Numbers of the fishermen, who have gambled away their hard-won summer’s wages, are forced thus to earn their winter’s maintenance. At this time the greater part of the fishers were Irishmen, the wildest characters man can conceive. Gambling and every vice was familiar to them. Their quarrelling and fighting never ceased, and even murders were sometimes perpetrated upon each other. St Patrick’s day is a scene of riot and debauchery unequalled in any town in Ireland.
I saw them myself march in line past an unfortunate man who had been killed in one of their feuds, and each man that passed him gave the inanimate body a blow, at the same time calling him by a term of abuse, significant of the party he had belonged to. It was unsafe to carry anything after nightfall. I have been attacked and forced to fight my way more than once.
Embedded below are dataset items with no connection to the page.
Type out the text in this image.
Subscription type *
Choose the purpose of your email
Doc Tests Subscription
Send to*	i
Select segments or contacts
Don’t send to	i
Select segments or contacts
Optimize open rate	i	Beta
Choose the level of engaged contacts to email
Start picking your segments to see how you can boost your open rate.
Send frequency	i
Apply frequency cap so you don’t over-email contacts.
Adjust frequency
The respectable inhabitants are thus kept under a sort of bondage to this riotous race.
In the summer I was much annoyed by the mos-quitos and yellow nippers, a worse fly; for they bite cruelly. They make such a buzzing and noise at night I could not close an eye without my mosquito dose, that is, rum and spruce.
1 Batteau: a light, flat-bottomed river boat used widely in Canada.
2 Spruce: a kind of beer made from spruce (Picea) and sugar, and slightly fermented.